Mike has been diagnosed with the condition in 2002, as a sophomore student and member of the wrestling and football teams of the College of New Jersey. Being a varsity athlete since high school, and an impressively decorated one at that, Mike knew that weight loss and fatigue are just part of his athletic regime. But he has been losing weight too fast and his fatigue is out of the ordinary. He knew right then that something was amiss. The diagnosis for PSC soon followed.
Primary Sclerosing Cholangitis is a liver disease characterized by scarring and inflammation of the bile ducts in the liver.
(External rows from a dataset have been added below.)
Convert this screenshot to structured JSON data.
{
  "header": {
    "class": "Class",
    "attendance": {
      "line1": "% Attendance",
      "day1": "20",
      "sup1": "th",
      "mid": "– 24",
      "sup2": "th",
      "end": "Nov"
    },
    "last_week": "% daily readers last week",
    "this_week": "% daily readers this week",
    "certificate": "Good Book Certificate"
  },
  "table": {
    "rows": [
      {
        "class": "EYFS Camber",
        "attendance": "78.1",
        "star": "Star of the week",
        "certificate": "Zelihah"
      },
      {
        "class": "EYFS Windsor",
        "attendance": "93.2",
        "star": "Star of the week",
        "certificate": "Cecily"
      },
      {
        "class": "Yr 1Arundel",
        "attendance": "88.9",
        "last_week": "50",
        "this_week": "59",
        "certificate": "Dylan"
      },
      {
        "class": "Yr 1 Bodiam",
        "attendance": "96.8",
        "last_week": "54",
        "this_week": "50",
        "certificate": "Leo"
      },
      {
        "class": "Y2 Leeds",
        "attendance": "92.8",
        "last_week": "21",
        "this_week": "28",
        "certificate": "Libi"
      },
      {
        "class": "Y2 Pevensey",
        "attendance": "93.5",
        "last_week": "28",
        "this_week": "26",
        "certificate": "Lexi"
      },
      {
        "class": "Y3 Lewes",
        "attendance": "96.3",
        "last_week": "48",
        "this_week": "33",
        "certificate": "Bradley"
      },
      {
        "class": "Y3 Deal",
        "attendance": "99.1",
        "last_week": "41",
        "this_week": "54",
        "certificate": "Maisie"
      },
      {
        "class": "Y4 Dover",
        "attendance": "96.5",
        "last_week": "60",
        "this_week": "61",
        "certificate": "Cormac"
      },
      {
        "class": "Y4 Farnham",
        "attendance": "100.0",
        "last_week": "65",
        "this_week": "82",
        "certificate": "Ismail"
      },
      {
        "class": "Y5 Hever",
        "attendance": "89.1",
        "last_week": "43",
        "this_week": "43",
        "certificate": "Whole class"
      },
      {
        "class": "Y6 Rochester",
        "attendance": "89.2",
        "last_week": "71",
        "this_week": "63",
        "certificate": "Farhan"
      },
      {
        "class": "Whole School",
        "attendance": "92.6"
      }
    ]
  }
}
It is not inherited and is caused by bacterial infection or problems with the immune system. This condition can eventually lead to liver cancer or liver failure. At such a young age and excellent athletic form, Mike had all the right to be angry. But instead of despairing, Mike dealt with the intimidating opponent the way every great athlete does: with unrelenting determination.
Mike had to give up football and wrestling eventually. It was not until 2005 that he got a transplant. He fought through the illness for three years. It was challenging, to say the least. For much of 2005, he had to travel every morning from his home in Caldwell to Bloomfield for his daily dose of antibiotics. He needed to maintain treatment as his body easily acquired infections because of a damaged liver. But the tough part did not end after the transplant. In fact, he admits that the years after the transplant are the most trying. He had to live through life daily with tubes in his upper abdomen for the liver’s drainage. Eventually, the new liver was damaged by internal bleeding. Mike also experienced sepsis, kidney failure, and renal failure. In 2006, he had to go through another surgery.
The bile duct surgery he had in 2006 proved to be unsuccessful. There were more bleeding and transfusions. By this time, he was already a physical education teacher at West Essex High School and has found the people who made some really great difference in his life. He met namesake Mike DiPiano, Sr. who introduced him to a friend who has underwent liver transplant. The friend, Ralph Faga, referred Mike to the Columbia Prysbeterian Hospital in New York. There he met Dr. Jean Emmond.
Dr. Emmond performed an experimental surgery on Mike, cutting 50% of his liver and allowing it to regenerate by itself. The procedure has got Mike off the tubes that protruded out of his body. The physical and mental relief was overwhelming. Mike’s condition has once again deteriorated. But should we say it is unfortunate?
For Mike, it can be a little frustrating. But he with a tremendously huge spirit and a strong support group of friends from his family, school, football and wrestling teams, and his community in Caldwell, he is confident that he can get through another challenge. His faith was shaken over the seemingly endless trials but he has learned to overcome them and is now serving as an inspiration to everyone who knows him. Mike’s life has been saved by an anonymous organ donor and he now plans to spread the word about selfless generosity. With his long bout with PSC, we know that he has a whole lot to share to others. And Mike knows he is just happy to give whatever help he can to others, just as the people around him have done.